PH should not be used in ‘proxy war’

By Bernadette E. Tamayo of The Manila Times

THE Philippines should not be used as a pawn of any superpower such as the United States and Russia in their “proxy war,” political analyst Prof. Anna Malindog-Uy said.

Malindog-Uy, of the Philippines-BRICS Strategic Studies, said Russia’s invasion of Ukraine will “negatively impact the economic recovery of countries like the Philippines from the Covid-19.

“The Ukraine crisis and its economic impact, no doubt, taken together, is like a double whammy for developing countries like the Philippines, which are trying to bounce back from the devastating economic effects of the Covid pandemic,” she said at the Pandesal forum on Monday.

“The country should refuse and prevent at all costs the possibility of being a proxy or a pawn of any superpower in their proxy wars.” “It must avoid being used as a pawn by any superpower to encircle another superpower,” Malindog-Uy said. “We should avoid being in the frontline of any military confrontation and competition consequential to the power struggle of the superpowers, which is not to our advantage and not in line with the country’s national interests.”

“Similarly, Asean (Association of Southeast Asian Nations) member-states must be consistent and steadfast in upholding Asean centrality in matters such as regional security, architecture, regional order, and the power dynamics between external powers that have interests in the region,” she added.

Another political analyst, Prof. Rommel Banlaoi said that the Ukrainian crisis “is also an expression of major power rivalry between the United States and the former Soviet Union.” “And the attack against Ukraine is not only an attack against Ukraine but also an attack against the United States and its allies in Western Europe. So, you have to understand the Ukrainian crisis in the context of major power rivalry,” he pointed out.

The Ukrainian crisis, is also “a competition between two major political system — the democratic system and the so-called the undemocratic world.” “They regard Russia as a threat to the system of Western Europe because of its non-democratic institutions,” said Banlaoi, chairman of the Philippine Institute for Peace, Violence and Terrorism.

“And the main purpose of the US and Western Europe in expanding to Ukraine is precisely to promote democracy in that part of the world and also encircle Russia and also adopt a democratic system according to the wishes of the United States and its allies in Western Europe,” he said.

Meanwhile, Salvador Panelo, former chief presidential legal counsel, said that Ukraine’s valiant stand to defend itself is inspiring to countries that also have disputes with larger nations. “However, the human toll alone — reported at 352 civilians killed and 1,684 injured, including children, and 268,000 displaced, after just three days of hostilities — clearly demonstrates the wisdom in President Duterte’s policy to exhaust diplomatic means to resolve the dispute with China to avoid war and unnecessary loss and disruption of Filipino lives,” Panelo said.

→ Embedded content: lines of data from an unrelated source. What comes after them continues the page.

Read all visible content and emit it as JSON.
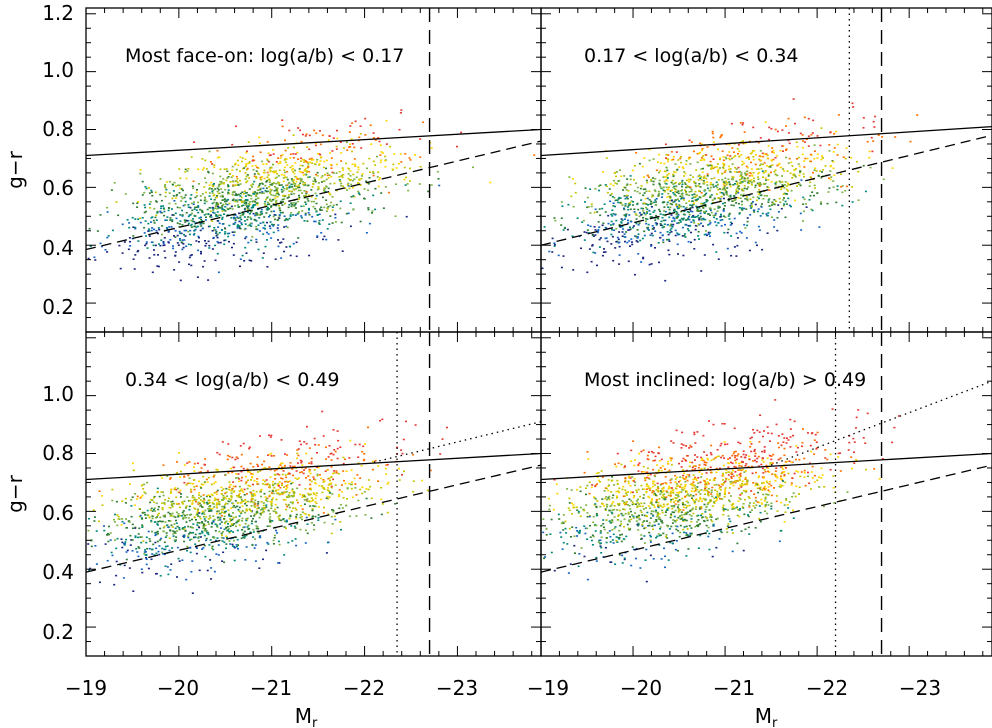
{
  "chart_data": [
    {
      "type": "scatter",
      "title": "Most face-on: log(a/b) < 0.17",
      "xlabel": "M_r",
      "ylabel": "g−r",
      "xlim": [
        -19,
        -23.9
      ],
      "ylim": [
        0.1,
        1.22
      ],
      "x_ticks": [
        "−19",
        "−20",
        "−21",
        "−22",
        "−23"
      ],
      "y_ticks": [
        "0.2",
        "0.4",
        "0.6",
        "0.8",
        "1.0",
        "1.2"
      ],
      "lines": {
        "solid": [
          [
            -19,
            0.71
          ],
          [
            -23.9,
            0.8
          ]
        ],
        "dashed": [
          [
            -19,
            0.385
          ],
          [
            -23.9,
            0.76
          ]
        ],
        "vertical_dashed": -22.7,
        "dotted": null,
        "vertical_dotted": null
      },
      "cloud": {
        "center": [
          -20.8,
          0.56
        ],
        "n_points": 1600
      }
    },
    {
      "type": "scatter",
      "title": "0.17 < log(a/b) < 0.34",
      "xlabel": "M_r",
      "ylabel": "",
      "xlim": [
        -19,
        -23.9
      ],
      "ylim": [
        0.1,
        1.22
      ],
      "x_ticks": [
        "−19",
        "−20",
        "−21",
        "−22",
        "−23"
      ],
      "lines": {
        "solid": [
          [
            -19,
            0.71
          ],
          [
            -23.9,
            0.81
          ]
        ],
        "dashed": [
          [
            -19,
            0.4
          ],
          [
            -23.9,
            0.78
          ]
        ],
        "vertical_dashed": -22.7,
        "dotted": null,
        "vertical_dotted": -22.35
      },
      "cloud": {
        "center": [
          -20.8,
          0.58
        ],
        "n_points": 1600
      }
    },
    {
      "type": "scatter",
      "title": "0.34 < log(a/b) < 0.49",
      "xlabel": "M_r",
      "ylabel": "g−r",
      "xlim": [
        -19,
        -23.9
      ],
      "ylim": [
        0.1,
        1.22
      ],
      "x_ticks": [
        "−19",
        "−20",
        "−21",
        "−22",
        "−23"
      ],
      "y_ticks": [
        "0.2",
        "0.4",
        "0.6",
        "0.8",
        "1.0"
      ],
      "lines": {
        "solid": [
          [
            -19,
            0.71
          ],
          [
            -23.9,
            0.8
          ]
        ],
        "dashed": [
          [
            -19,
            0.39
          ],
          [
            -23.9,
            0.76
          ]
        ],
        "vertical_dashed": -22.7,
        "dotted": [
          [
            -22.1,
            0.77
          ],
          [
            -23.9,
            0.91
          ]
        ],
        "vertical_dotted": -22.35
      },
      "cloud": {
        "center": [
          -20.6,
          0.62
        ],
        "n_points": 1600
      }
    },
    {
      "type": "scatter",
      "title": "Most inclined: log(a/b) > 0.49",
      "xlabel": "M_r",
      "ylabel": "",
      "xlim": [
        -19,
        -23.9
      ],
      "ylim": [
        0.1,
        1.22
      ],
      "x_ticks": [
        "−19",
        "−20",
        "−21",
        "−22",
        "−23"
      ],
      "lines": {
        "solid": [
          [
            -19,
            0.71
          ],
          [
            -23.9,
            0.8
          ]
        ],
        "dashed": [
          [
            -19,
            0.39
          ],
          [
            -23.9,
            0.76
          ]
        ],
        "vertical_dashed": -22.7,
        "dotted": [
          [
            -21.5,
            0.76
          ],
          [
            -23.9,
            1.05
          ]
        ],
        "vertical_dotted": -22.2
      },
      "cloud": {
        "center": [
          -20.6,
          0.66
        ],
        "n_points": 1600
      }
    }
  ],
  "point_colors": [
    "#1a237e",
    "#1565c0",
    "#00897b",
    "#2e7d32",
    "#7cb342",
    "#c6c600",
    "#ffd600",
    "#ff6f00",
    "#e53935"
  ]
}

“The Ukraine experience has shown that US involvement or the risk thereof may in fact serve as the very impetus for a preemptive attack from a threatened superpower,” he added.

The senatorial candidate that Duterte’s prudence kept the Philippines out of harm because he knew that the country is in no position to fight a bigger country like China.

“I hope that the next President continues this, and your efforts to strengthen our military so that the “Ukraine option” may be viable for us in the near future if efforts for peaceful resolution of conflicts fail,” he said.